Energy and Climate: Where the Presidential Candidates Stand
During this presidential election campaign the two major candidates hold views on energy and the environment that are pretty much diametrically opposed.
Donald Trump has denied that climate change is a man-made phenomenon and has been quoted as saying it is hoax perpetrated by the Chinese. “I consider climate change to be not one of our big problems,” he said on the campaign trail. Trump supports the growth in the use of fossil fuels, including coal, as well as nuclear power, and has said that green energy programs would imperil jobs.

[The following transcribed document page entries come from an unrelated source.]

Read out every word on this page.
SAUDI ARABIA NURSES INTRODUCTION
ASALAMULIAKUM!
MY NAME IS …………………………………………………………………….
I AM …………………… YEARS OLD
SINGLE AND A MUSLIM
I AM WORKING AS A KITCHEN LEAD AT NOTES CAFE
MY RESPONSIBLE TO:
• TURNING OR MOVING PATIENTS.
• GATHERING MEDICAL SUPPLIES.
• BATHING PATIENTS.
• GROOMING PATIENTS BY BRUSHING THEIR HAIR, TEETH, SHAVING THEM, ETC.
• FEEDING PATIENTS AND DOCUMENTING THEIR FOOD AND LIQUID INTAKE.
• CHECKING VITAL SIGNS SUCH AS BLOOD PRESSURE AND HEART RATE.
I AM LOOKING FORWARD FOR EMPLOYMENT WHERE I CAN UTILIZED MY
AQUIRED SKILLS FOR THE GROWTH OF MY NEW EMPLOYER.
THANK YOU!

Hilary Clinton intends to continue the policies of the Obama administration with regard to promoting clean energy and renewables. She has emphasized support for dramatically expanding the use of solar power in the U.S. and regards climate change as an existential threat.
Trump has said that he will make the United States 100 percent energy independent—without dealing with impact on energy trade that this would produce—and that “energy independence is a requirement if America is to become great again.”
While campaigning in coal country, Trump said that “we have to protect your coal industry which is being decimated” by EPA regulations, and that “we are going to bring the coal industry back 100 percent.”
He has also said, “I’m in favor of nuclear energy, very strongly in favor of nuclear energy.”
Trump has suggested clean energy policies to reduce CO2 emissions would “imperil jobs” and “the middle class and lower classes.” He has discounted the “negative impact of natural gas, oil, and coal”
and has opined that green energy programs are “really just an expensive way of making the tree-huggers feel good about themselves.”
Hillary Clinton has stated, “With the right investments, we’ll create good-paying jobs and make America the world’s clean energy superpower.”
She also champions the use of solar power, saying that she’ll set a goal of having half a billion solar panels in the U.S. by 2020. “And I want us to generate enough renewable electricity to power every home in America in the next 10 years,” she added.
Clinton is on record supporting the Obama administration’s Clean Power Plan, calling it “a significant step forward in meeting the urgent threat of climate change.” She wants to “implement all of the president’s executive actions on climate and quickly move to make a bridge from coal to natural gas to clean energy.”
Clinton would also “reduce the amount of oil consumed in the United States and around the world,” and would promote the development of advanced biofuels and “expand the overall contribution that renewable fuels make to our national fuel supply.”